State-owned Bank of Baroda 's (BoB) third quarter (October-December) net profit rose to a forecasting beating 21% year-on-year to Rs 1,290 crore on the back of strong growth in other income and loan book.

"This quarter has been a quarter of strong qualitative growth," said M D Mallya, CMD, Bank of Baroda addressing the media.

"The third quarter net profit is the highest ever in the history of our bank in terms of absolute numbers. Strong growth in core business and fee income contributed to this profit jump. We will continue with this consistency (of growth) in fourth quarter as well. The focus will remain in core business."

The net interest income or the difference between interests earned and paid out increased nearly 16% to Rs 2,656 crore. Other income spurted 70% y-o-y to Rs 1,149 crore.

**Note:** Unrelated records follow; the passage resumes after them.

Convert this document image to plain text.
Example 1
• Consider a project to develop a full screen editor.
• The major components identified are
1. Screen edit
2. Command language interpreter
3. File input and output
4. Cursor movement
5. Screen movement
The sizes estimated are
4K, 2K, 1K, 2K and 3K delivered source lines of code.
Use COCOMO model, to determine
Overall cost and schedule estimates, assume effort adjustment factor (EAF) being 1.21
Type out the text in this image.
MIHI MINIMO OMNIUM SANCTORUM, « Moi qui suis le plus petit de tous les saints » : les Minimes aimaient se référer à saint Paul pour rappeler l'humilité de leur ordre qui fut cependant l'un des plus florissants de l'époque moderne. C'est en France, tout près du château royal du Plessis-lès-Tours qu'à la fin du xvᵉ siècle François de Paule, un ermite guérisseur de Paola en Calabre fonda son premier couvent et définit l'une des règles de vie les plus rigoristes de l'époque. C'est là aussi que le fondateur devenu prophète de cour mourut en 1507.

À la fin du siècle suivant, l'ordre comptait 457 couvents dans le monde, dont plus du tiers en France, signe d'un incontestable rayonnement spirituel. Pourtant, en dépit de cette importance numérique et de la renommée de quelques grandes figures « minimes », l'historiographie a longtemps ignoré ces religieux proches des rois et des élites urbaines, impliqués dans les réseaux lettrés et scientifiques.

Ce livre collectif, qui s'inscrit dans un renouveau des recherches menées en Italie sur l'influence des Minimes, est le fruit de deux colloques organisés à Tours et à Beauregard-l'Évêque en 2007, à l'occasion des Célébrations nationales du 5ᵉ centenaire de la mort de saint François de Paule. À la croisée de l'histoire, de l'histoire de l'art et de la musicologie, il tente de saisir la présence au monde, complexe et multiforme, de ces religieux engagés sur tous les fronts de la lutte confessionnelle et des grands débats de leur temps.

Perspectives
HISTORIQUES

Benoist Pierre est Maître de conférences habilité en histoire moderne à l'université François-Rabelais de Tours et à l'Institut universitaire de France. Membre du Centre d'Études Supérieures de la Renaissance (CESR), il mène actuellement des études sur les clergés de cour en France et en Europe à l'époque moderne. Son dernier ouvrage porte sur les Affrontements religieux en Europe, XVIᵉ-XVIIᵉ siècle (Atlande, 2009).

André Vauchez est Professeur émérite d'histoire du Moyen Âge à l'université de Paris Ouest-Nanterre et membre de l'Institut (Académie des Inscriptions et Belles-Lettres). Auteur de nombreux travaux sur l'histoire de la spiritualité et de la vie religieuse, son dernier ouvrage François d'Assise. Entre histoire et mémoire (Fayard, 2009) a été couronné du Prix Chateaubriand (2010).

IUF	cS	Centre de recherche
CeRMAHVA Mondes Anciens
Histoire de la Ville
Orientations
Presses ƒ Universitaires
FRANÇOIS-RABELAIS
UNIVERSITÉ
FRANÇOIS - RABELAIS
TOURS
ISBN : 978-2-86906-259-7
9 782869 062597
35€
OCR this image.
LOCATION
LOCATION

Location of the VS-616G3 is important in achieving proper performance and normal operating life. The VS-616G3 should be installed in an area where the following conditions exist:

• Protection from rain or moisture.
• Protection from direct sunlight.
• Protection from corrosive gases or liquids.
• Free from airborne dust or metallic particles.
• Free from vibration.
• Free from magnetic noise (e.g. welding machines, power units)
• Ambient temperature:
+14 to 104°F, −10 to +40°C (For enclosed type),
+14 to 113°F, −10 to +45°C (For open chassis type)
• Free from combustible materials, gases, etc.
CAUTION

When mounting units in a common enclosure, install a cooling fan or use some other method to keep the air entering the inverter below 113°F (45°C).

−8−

Global loan book expanded nearly 26% y-o-y to Rs 2.61 lakh crore while deposits rose more than 26% to Rs 3.49 lakh crore.

"Other income comprises fee income, treasury and forex trading gains and income from sale of investments.  Treasury income zoomed nearly two fold to Rs 646 crore while forex trading generated around Rs 100 crore profit," said R K Bakshi, Executive Director, BoB.

In the last one month BoB shares rose nearly 21% as against 17% rise in the 12-share Bank Nifty index. Despite more-than-expected net level, shares fell nearly 2% to Rs 786 on the NSE.

"The net profit rise is basically driven by other income that is inclusive of one-off items like treasury gains. There has been some concern on asset quality as both slippages and restructured assets increased in Q3. This led to some depression in the stock price," Dinesh Shukla, senior banking analyst at brokerage firm Sharekhan told Moneycontrol.com.

The gross non-performing asset (NPA) ratio increased at 1.48% compared with 1.41% in the July-September quarter. The net NPA ratio too crawled up to 0.51% from 0.47% quarter-on-quarter. During the three months period, the bank has seen slippages of around Rs 950 crore as against around Rs 550 crore in Q2.

The lender has restructured assets worth Rs 2,116 crore out of total outstanding restructure book of Rs 9,500 crore. Most of the restructured assets, according to Bakshi,  are from telecom and infrastructure sectors.
The bank made total provisions of Rs 836 crore in the third quarter of FY12, a massive jump of 175% y-o-y basis.

"We follow a prudent policy of maintain 80% provisioning coverage ratio. Due to the slippages incurred during the quarter, we had to provide for 80% of that," added Mallya.

Domestic loan book rose 18.50% year-on-year while the incremental growth between April and December has been 14%. This means, the lender has to scale up another 2% growth in advances to achieve the Reserve Bank of India's projected credit growth of 16% in FY12.  Domestic net interest margin (NIM) stood at 3.51% in Q3 as against 3.67% in Q2.